Bicentenario de la Batalla de Ayacucho
Por: Rubén Quiroz Ávila
REFLEXIONES
Doscientos años después de sellar militar y políticamente la Independencia del Perú, volvemos a preguntarnos si ese proyecto republicano por la cual se luchó se concretó. Si adoptamos, con amorosa ingenuidad, la expectativa basadriana podríamos seguir siendo una posibilidad. Si nos atenemos a los hechos, tal vez la desesperanza nos supere. Ese es el dilema que nos pone más cerca al escepticismo que al alborozo, y nos sondea diaria e incansablemente a todos los peruanos.
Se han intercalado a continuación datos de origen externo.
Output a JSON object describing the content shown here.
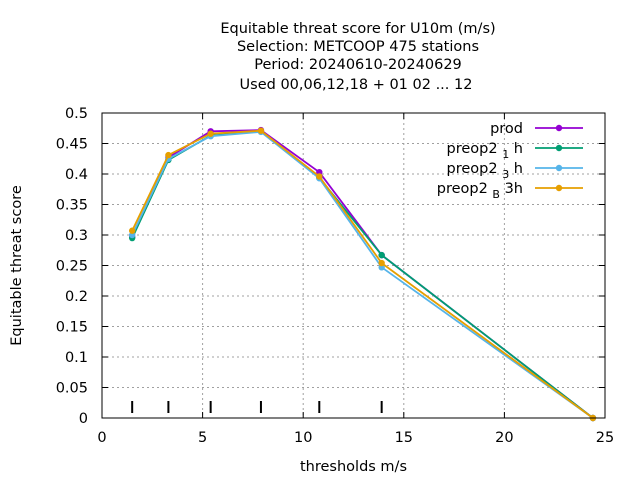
{
  "chart_data": {
    "type": "line",
    "title_lines": [
      "Equitable threat score  for U10m (m/s)",
      "Selection: METCOOP    475 stations",
      "Period: 20240610-20240629",
      "Used  00,06,12,18 + 01 02 ... 12"
    ],
    "xlabel": "thresholds m/s",
    "ylabel": "Equitable threat score",
    "xlim": [
      0,
      25
    ],
    "ylim": [
      0,
      0.5
    ],
    "xticks": [
      0,
      5,
      10,
      15,
      20,
      25
    ],
    "xtick_labels": [
      "0",
      "5",
      "10",
      "15",
      "20",
      "25"
    ],
    "yticks": [
      0,
      0.05,
      0.1,
      0.15,
      0.2,
      0.25,
      0.3,
      0.35,
      0.4,
      0.45,
      0.5
    ],
    "ytick_labels": [
      "0",
      "0.05",
      "0.1",
      "0.15",
      "0.2",
      "0.25",
      "0.3",
      "0.35",
      "0.4",
      "0.45",
      "0.5"
    ],
    "grid": true,
    "legend_position": "top-right",
    "threshold_markers": [
      1.5,
      3.3,
      5.4,
      7.9,
      10.8,
      13.9
    ],
    "x": [
      1.5,
      3.3,
      5.4,
      7.9,
      10.8,
      13.9,
      24.4
    ],
    "series": [
      {
        "name": "prod",
        "name_main": "prod",
        "name_sub": "",
        "name_rest": "",
        "color": "#9400d3",
        "values": [
          0.297,
          0.427,
          0.47,
          0.472,
          0.403,
          0.267,
          0.0
        ]
      },
      {
        "name": "preop2 1 h",
        "name_main": "preop2 ",
        "name_sub": "1",
        "name_rest": " h",
        "color": "#009e73",
        "values": [
          0.295,
          0.423,
          0.463,
          0.47,
          0.394,
          0.267,
          0.0
        ]
      },
      {
        "name": "preop2 3 h",
        "name_main": "preop2 ",
        "name_sub": "3",
        "name_rest": " h",
        "color": "#56b4e9",
        "values": [
          0.3,
          0.425,
          0.462,
          0.469,
          0.393,
          0.247,
          0.0
        ]
      },
      {
        "name": "preop2 B 3h",
        "name_main": "preop2 ",
        "name_sub": "B",
        "name_rest": " 3h",
        "color": "#e69f00",
        "values": [
          0.307,
          0.431,
          0.466,
          0.471,
          0.396,
          0.254,
          0.0
        ]
      }
    ]
  }
}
Entre el fervor apasionado por una tierra ancestral con viabilidades, aunque algo chamuscadas, intactas y con sereno optimismo; o, más bien, un realismo sin remilgos que nos da cuenta, basada en estadística y cruenta evidencia, que estamos más cerca del derrumbe que de un rumbo glorioso.
Sin embargo, este bicentenario de una batalla legendaria en la que los fundadores de la República no solo consagraron la victoria al futuro y la ilusión de una nación naciente con posibilidades gloriosas, sino que nos legaron el absoluto compromiso con la libertad y lo que ello significa para los individuos. Un obsequio para los peruanos del porvenir hecho a punta de largas y duras contiendas en la que cientos de héroes y patriotas ofrendaron su vida. El Perú nace sobre escombros dolorosos y a la vez sobre el anhelo de un mundo libre. El que seamos libres, tal como reza las letras jubilosas de nuestro himno, es una condición innegociable. Es nuestro ADN fundacional. Porque la libertad no solo fue un anhelo de nuestra emancipación, sino que es inherente a la naturaleza humana. Si no somos libres, estamos perdidos.
Luego de dos siglos tenemos la obligación de meditar sobre las razones por las cuales se constituyó este país, el fundamento de su existencia, el sentido de su propia razón de ser. A veces olvidamos o, más bien, empujados por una amnesia calculada y planificada, que fuimos un maravilloso proyecto de nación, gloriosamente libre e independiente, un programa de vida colectiva factible, una comunidad rebosante de optimismo y resiliencia por una patria que creía, por fin, en un destino conjunto.
Nos han hecho olvidar lo que quisimos ser, un proyecto de comunidad que, a pesar de sus diferencias, podía acercarse a una forma de convivencia asertiva y que reconocía en nuestras formas de peruanidad, una patria ansiada. Requerimos recordar la herencia simbólica de esa bicentenaria batalla, en la que dijimos no a las formas de avasallamiento, en la que la humillada cerviz levantamos. Hace doscientos años mostramos al mundo, con la fortaleza de una unión latinoamericana adyacente, que éramos capaces de enfrentarnos a la sumisión histórica y creíamos firme y valientemente en las inmensas posibilidades de nuestro futuro.